PLAYS ABOUT ENDINGS AND BEGINNINGS: CARE AND CONTEMPLATION

Photography by Grace K. McConnell

Eric Coble’s First Snow of Summer concludes the mainstage lineup of SOTP’s 2024–2025 season, aptly titled *Omega & Alpha*. In most theatrical narratives, the curtain rises on a beginning and descends with a resolution. This season, however, has dared to ask a different set of questions: What happens after the ending? What do we discover when we linger in the aftermath, when the dust of climax has settled and the real work of living begins? In each of the three mainstage productions, audiences have encountered characters whose lives have reached a breaking point—be it relational, ideological, or existential—and followed them not toward conclusion, but toward emergence.

Rather than fixating on the eventfulness of plot, this season has embraced stories that unfold like a “slow burn”—accumulative experiences that seem, at first, minor or even mundane, but eventually yield transformation. These works inhabit a kind of liminal or purgatorial space, suspended between what was and what might be. In the absence of high-octane action or conventional catharsis, they have instead illuminated the fragile, quiet metamorphoses of people recalibrating their identities, their relationships, their sense of self and place.

In Heidi Schreck’s Grand Concourse, we witnessed the unraveling of a woman’s faith-bound allegiance to a religious institution. Over the course of the play, her crisis of belief gave way not to despair but to hard-won autonomy. Meanwhile, a floundering college dropout—initially defined by manipulative behavior and a need for attention—found unexpected clarity and responsibility, reshaping herself into a grounded adult with a renewed moral compass. Alongside these arcs came the births and deaths of various relationships—romantic, platonic, professional—and with them, new purpose, new direction, new possibility.
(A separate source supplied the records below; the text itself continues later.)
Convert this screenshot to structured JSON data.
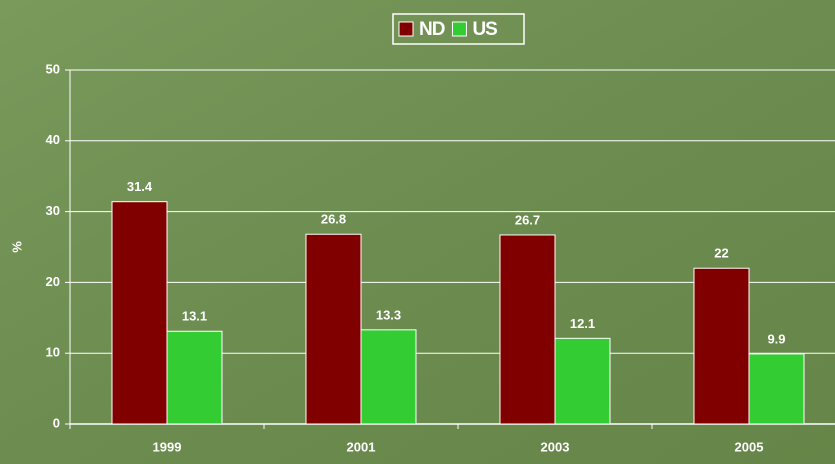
{
  "chart_data": {
    "type": "bar",
    "categories": [
      "1999",
      "2001",
      "2003",
      "2005"
    ],
    "series": [
      {
        "name": "ND",
        "color": "#800000",
        "values": [
          31.4,
          26.8,
          26.7,
          22
        ]
      },
      {
        "name": "US",
        "color": "#33cc33",
        "values": [
          13.1,
          13.3,
          12.1,
          9.9
        ]
      }
    ],
    "y_label": "%",
    "ylim": [
      0,
      50
    ],
    "yticks": [
      0,
      10,
      20,
      30,
      40,
      50
    ],
    "grid": true,
    "legend": "top"
  }
}
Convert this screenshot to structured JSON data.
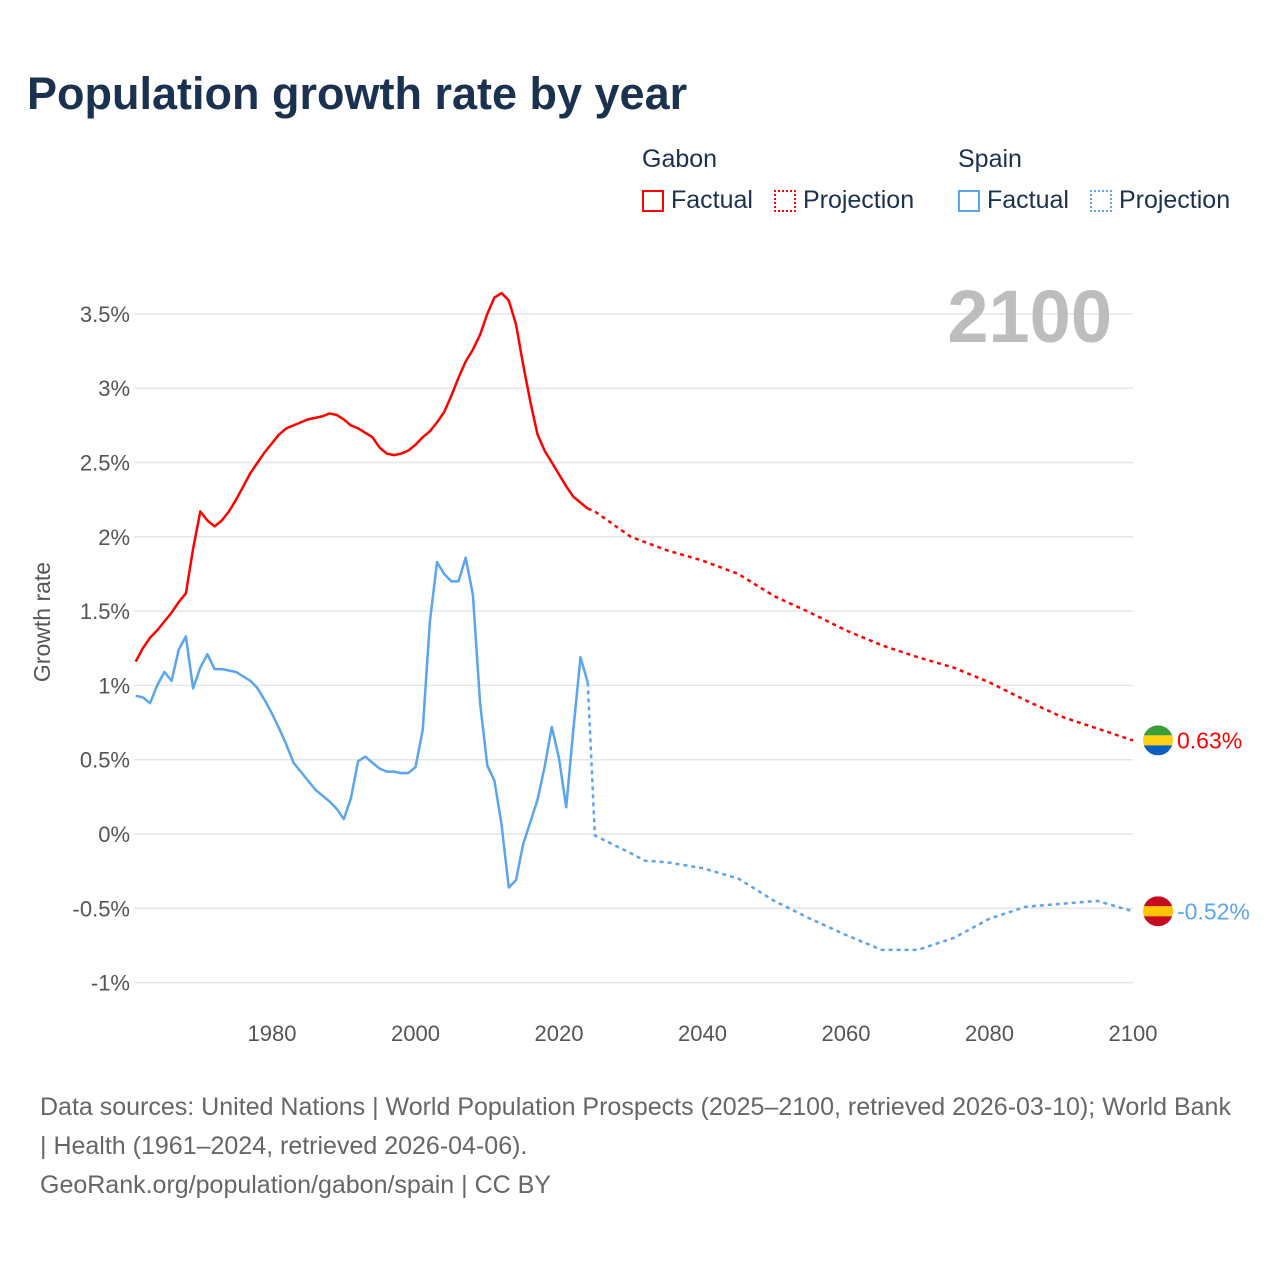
{
  "title": "Population growth rate by year",
  "legend": {
    "groups": [
      {
        "name": "Gabon",
        "factual": "Factual",
        "projection": "Projection"
      },
      {
        "name": "Spain",
        "factual": "Factual",
        "projection": "Projection"
      }
    ]
  },
  "year_label": "2100",
  "footer": {
    "sources": "Data sources: United Nations | World Population Prospects (2025–2100, retrieved 2026-03-10); World Bank | Health (1961–2024, retrieved 2026-04-06).",
    "link": "GeoRank.org/population/gabon/spain | CC BY"
  },
  "chart_data": {
    "type": "line",
    "title": "Population growth rate by year",
    "xlabel": "",
    "ylabel": "Growth rate",
    "xlim": [
      1961,
      2100
    ],
    "ylim": [
      -1.1,
      3.7
    ],
    "x_ticks": [
      1980,
      2000,
      2020,
      2040,
      2060,
      2080,
      2100
    ],
    "y_ticks": [
      -1,
      -0.5,
      0,
      0.5,
      1,
      1.5,
      2,
      2.5,
      3,
      3.5
    ],
    "y_tick_labels": [
      "-1%",
      "-0.5%",
      "0%",
      "0.5%",
      "1%",
      "1.5%",
      "2%",
      "2.5%",
      "3%",
      "3.5%"
    ],
    "grid": true,
    "legend_position": "top-right",
    "series": [
      {
        "name": "Gabon",
        "color": "#ff0000",
        "end_label": "0.63%",
        "flag": [
          "#3a9e3a",
          "#fcd116",
          "#0a5fbf"
        ],
        "factual": {
          "x_start": 1961,
          "values": [
            1.16,
            1.25,
            1.32,
            1.37,
            1.43,
            1.49,
            1.56,
            1.62,
            1.92,
            2.17,
            2.11,
            2.07,
            2.11,
            2.17,
            2.25,
            2.34,
            2.43,
            2.5,
            2.57,
            2.63,
            2.69,
            2.73,
            2.75,
            2.77,
            2.79,
            2.8,
            2.81,
            2.83,
            2.82,
            2.79,
            2.75,
            2.73,
            2.7,
            2.67,
            2.6,
            2.56,
            2.55,
            2.56,
            2.58,
            2.62,
            2.67,
            2.71,
            2.77,
            2.84,
            2.95,
            3.07,
            3.18,
            3.26,
            3.36,
            3.5,
            3.61,
            3.64,
            3.59,
            3.43,
            3.16,
            2.91,
            2.69,
            2.58,
            2.5,
            2.42,
            2.34,
            2.27,
            2.23,
            2.19
          ]
        },
        "projection": {
          "x": [
            2024,
            2025,
            2030,
            2035,
            2040,
            2045,
            2050,
            2055,
            2060,
            2065,
            2070,
            2075,
            2080,
            2085,
            2090,
            2095,
            2100
          ],
          "values": [
            2.19,
            2.17,
            2.0,
            1.91,
            1.84,
            1.75,
            1.6,
            1.49,
            1.37,
            1.27,
            1.19,
            1.12,
            1.02,
            0.9,
            0.79,
            0.71,
            0.63
          ]
        }
      },
      {
        "name": "Spain",
        "color": "#5aa5ec",
        "end_label": "-0.52%",
        "flag": [
          "#c60b1e",
          "#ffc400",
          "#c60b1e"
        ],
        "factual": {
          "x_start": 1961,
          "values": [
            0.93,
            0.92,
            0.88,
            1.0,
            1.09,
            1.03,
            1.24,
            1.33,
            0.98,
            1.12,
            1.21,
            1.11,
            1.11,
            1.1,
            1.09,
            1.06,
            1.03,
            0.98,
            0.9,
            0.81,
            0.71,
            0.6,
            0.48,
            0.42,
            0.36,
            0.3,
            0.26,
            0.22,
            0.17,
            0.1,
            0.24,
            0.49,
            0.52,
            0.48,
            0.44,
            0.42,
            0.42,
            0.41,
            0.41,
            0.45,
            0.7,
            1.43,
            1.83,
            1.75,
            1.7,
            1.7,
            1.86,
            1.61,
            0.88,
            0.46,
            0.36,
            0.06,
            -0.36,
            -0.31,
            -0.07,
            0.08,
            0.23,
            0.45,
            0.72,
            0.51,
            0.18,
            0.7,
            1.19,
            1.02
          ]
        },
        "projection": {
          "x": [
            2024,
            2025,
            2030,
            2032,
            2035,
            2040,
            2045,
            2050,
            2055,
            2060,
            2065,
            2070,
            2075,
            2080,
            2085,
            2090,
            2095,
            2100
          ],
          "values": [
            1.02,
            -0.01,
            -0.13,
            -0.18,
            -0.19,
            -0.23,
            -0.3,
            -0.45,
            -0.57,
            -0.68,
            -0.78,
            -0.78,
            -0.7,
            -0.57,
            -0.49,
            -0.47,
            -0.45,
            -0.52
          ]
        }
      }
    ]
  }
}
Chisa Hutchinson’s Amerikin, set in the hauntingly resonant graveyards of Sharpsburg, Maryland, delivered a searing critique of American ideologies. We saw a negligent husband and wannabe white supremacist walloweing in the total destruction of the societal backbone he had tried to align himself; but from his annihilation of circumstance rose someone who was willing to rabidly fight for his family (or what was left of it). A journalist who thought his career had all but vanished, discovered a renewed sense of pride in his family; and a first-time journalist who had favored safety above all things discovered there are causes that there is power in staring danger straight in the eye. 

Now, with First Snow of Summer, we come full circle—or perhaps more accurately, we arrive at a new threshold. Coble’s play opens as a wildfire rages on the forested Colorado horizon, threatening the childhood home of a family drawn back together briefly gathering before a carpool to the wedding of their eldest brother. To say much more would rob audiences of the delicate revelations the play offers. But suffice it to say: its sold-out opening is testament to the resonance of its themes and lauded expectations for such a talented and caring production team. For those still hoping to catch it, get those tickets quick—performances continue for three weekends only.

What has proven most instructive about this season is its insistence on slowing down and asking us to navigate the aftermath where there isn’t a clear narrative arc ahead of us—those messy, nonlinear spaces of uncertainty. These spaces often go unexamined in our cultural narratives. We prefer clarity, structure, and resolution. Yet life seldom offers such neat arcs. Whether it’s the loss of a job, the dissolution of a relationship, the end of formal education, the death of a loved one, or simply the destabilizing effects of shifting political and social landscapes, many of us find ourselves in the wilderness between identities. These transitional periods can feel directionless, humiliating, clumsy, and even ugly. And yet, they are the crucibles in which we discover who we truly are.

These are the moments in which character is forged—not in times of triumph, but in the absence of external validation, when the structures that once supported us vanish and we are left to navigate the wreckage. First Snow of Summer captures one such moment with grace, fairness, and unflinching honesty. It is a play that dares to be both beautiful and hurtful, poetic and grounded, miraculous and devastating.

The collaborative stewardship of this story—by actors, designers, stage managers, the director, and playwright—has resulted in a contemplative, resonant piece of theatre. It is not just a season closer, but a mirror held up to our own in-between moments. In embracing the ambiguity of the “after,” Omega & Alpha has offered us more than theatre; it has given us tools for reflection and, perhaps, transformation.

As the curtain falls on this extraordinary season, we are left not with finality, but with possibility. And sometimes, that is the most powerful ending of all.